Le Venezuela, Maduro, déclare que le report des élections pour répondre à la demande de l'UE est «  impossible '' – EURACTIV.fr

Le Venezuela, Maduro, déclare que le report des élections pour répondre à la demande de l'UE est «  impossible '' – EURACTIV.fr

19 septembre 2020 0 Par Village FSE

Le président vénézuélien Nicolás Maduro a déclaré jeudi 17 septembre qu'il serait «impossible» de retarder les élections législatives prévues pour le 6 décembre, après que l'Union européenne a suggéré de repousser le vote pour remplir les conditions pour que le bloc envoie une mission d'observation.

La semaine dernière, l’UE a déclaré qu’il ne lui restait pas assez de temps pour envoyer des observateurs, à l’invitation du Venezuela.
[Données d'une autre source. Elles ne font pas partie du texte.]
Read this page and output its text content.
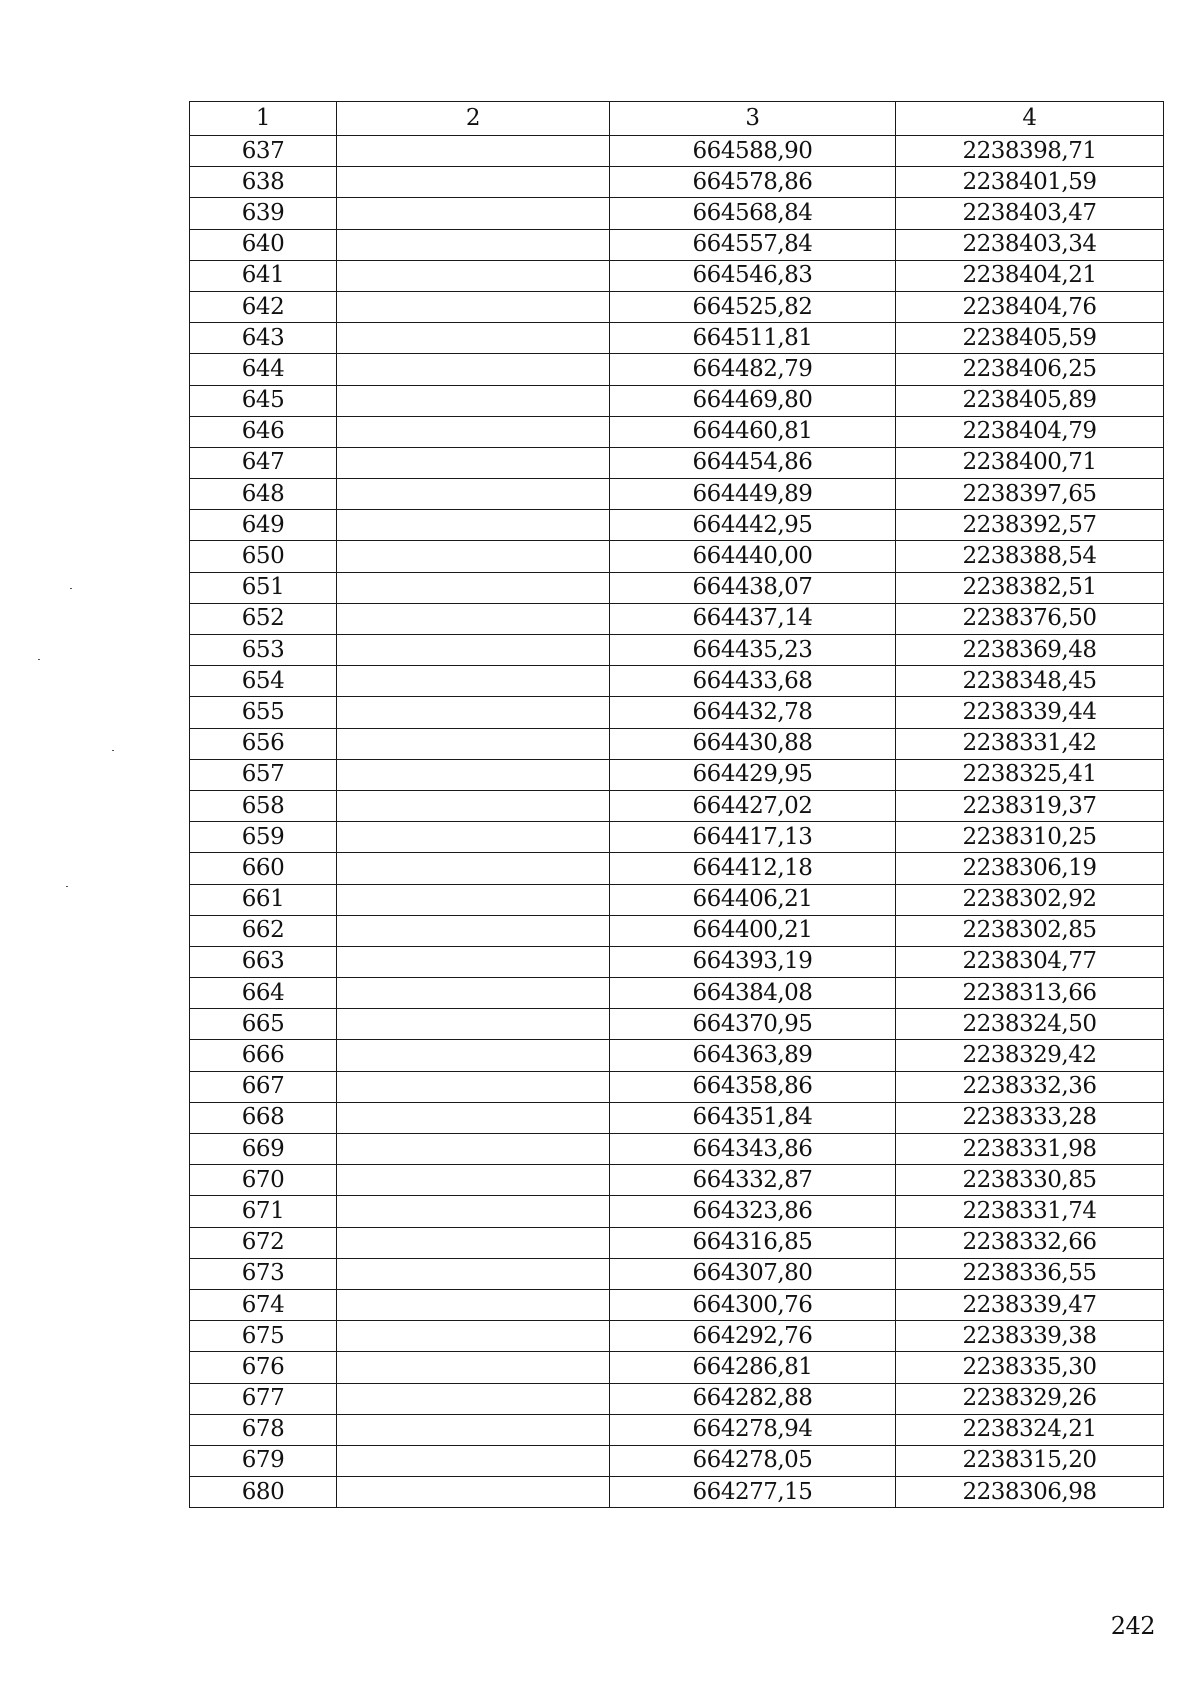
1	2	3	4
637		664588,90	2238398,71
638		664578,86	2238401,59
639		664568,84	2238403,47
640		664557,84	2238403,34
641		664546,83	2238404,21
642		664525,82	2238404,76
643		664511,81	2238405,59
644		664482,79	2238406,25
645		664469,80	2238405,89
646		664460,81	2238404,79
647		664454,86	2238400,71
648		664449,89	2238397,65
649		664442,95	2238392,57
650		664440,00	2238388,54
651		664438,07	2238382,51
652		664437,14	2238376,50
653		664435,23	2238369,48
654		664433,68	2238348,45
655		664432,78	2238339,44
656		664430,88	2238331,42
657		664429,95	2238325,41
658		664427,02	2238319,37
659		664417,13	2238310,25
660		664412,18	2238306,19
661		664406,21	2238302,92
662		664400,21	2238302,85
663		664393,19	2238304,77
664		664384,08	2238313,66
665		664370,95	2238324,50
666		664363,89	2238329,42
667		664358,86	2238332,36
668		664351,84	2238333,28
669		664343,86	2238331,98
670		664332,87	2238330,85
671		664323,86	2238331,74
672		664316,85	2238332,66
673		664307,80	2238336,55
674		664300,76	2238339,47
675		664292,76	2238339,38
676		664286,81	2238335,30
677		664282,88	2238329,26
678		664278,94	2238324,21
679		664278,05	2238315,20
680		664277,15	2238306,98
242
Maduro est impatient d'obtenir une reconnaissance internationale pour le scrutin, qui, selon l'opposition nationale et les États-Unis, serait probablement truqué en faveur du parti socialiste au pouvoir.

«C'est impossible parce qu'il y a un mandat constitutionnel très clair», a déclaré Maduro dans un discours à la télévision d'État. «Nous voulons avoir de bonnes relations avec l'Union européenne, mais Washington ne les laisse pas.»

Il y a deux semaines, le gouvernement de Maduro a invité les dirigeants des Nations Unies et de l’Union européenne à envoyer des observateurs pour surveiller les élections.

Mais les ministres du Groupe de contact international de l'UE et des pays d'Amérique latine ont déclaré après leur vidéoconférence de jeudi que cela ne serait pas possible dans les circonstances actuelles.

«Les membres de l'ICG ont conclu que les conditions ne sont pas réunies, pour le moment, pour un processus électoral transparent, inclusif, libre et juste», a déclaré le groupe dans un communiqué après la conférence présidée par le chef diplomatique de l'UE Josep Borrell.

L'ICG regroupe des pays européens comme la Grande-Bretagne, la France, l'Allemagne, l'Espagne et l'Italie avec un certain nombre de pays d'Amérique latine. L'Argentine est de retour dans le groupe tandis que la Bolivie l'a quitté.

Le groupe a appelé le Venezuela à respecter l'Assemblée nationale démocratiquement élue, à rendre le contrôle des partis politiques à leurs administrateurs légitimes, à mettre fin à la disqualification et aux poursuites contre les dirigeants politiques, à restaurer les droits des candidats à une participation politique égale, à mettre à jour intégralement le registre des électeurs et à permettre la pleine accès à tous les médias.

Les relations entre Caracas et Washington se sont détériorées ces dernières années. Le gouvernement américain a autorisé la compagnie pétrolière d'État du Venezuela à faire pression sur Maduro – qui, selon lui, est un dictateur usurpateur de pouvoir qui a truqué sa réélection de 2018 – pour qu'il démissionne.

Maduro a déclaré que l’administration du président américain Donald Trump cherchait à le renverser dans un coup d’État pour prendre le contrôle des grandes réserves de pétrole brut du membre de l’OPEP.

Les États-Unis ont déjà déclaré qu’ils ne contribueraient pas à «légitimer une autre fraude électorale» au Venezuela après que le gouvernement de Maduro ait invité l’ONU et l’UE à surveiller les élections.

Le Brésil a appelé jeudi la communauté internationale à ne pas soutenir le vote.

En janvier 2019, le président de l'Assemblée nationale, Juan Guaido, a contesté l'autorité de Maduro en se déclarant président par intérim, affirmant que Maduro avait été réélu en 2018 lors d'un vote truqué.

Guaido a rapidement reçu le soutien de plus de 50 pays dont les États-Unis.

Le gouvernement de Maduro a systématiquement ignoré les décisions de la législature depuis qu’une coalition de l’opposition a pris le contrôle du corps fin 2015.

La constitution du Venezuela exige qu’un nouveau vote ait lieu tous les cinq ans. La plupart des principaux partis d'opposition ont juré de boycotter les élections, arguant que la Cour suprême, amie de Maduro, a nommé des fidèles au régulateur électoral et installé des alliés fantômes pour diriger les principaux partis d'opposition.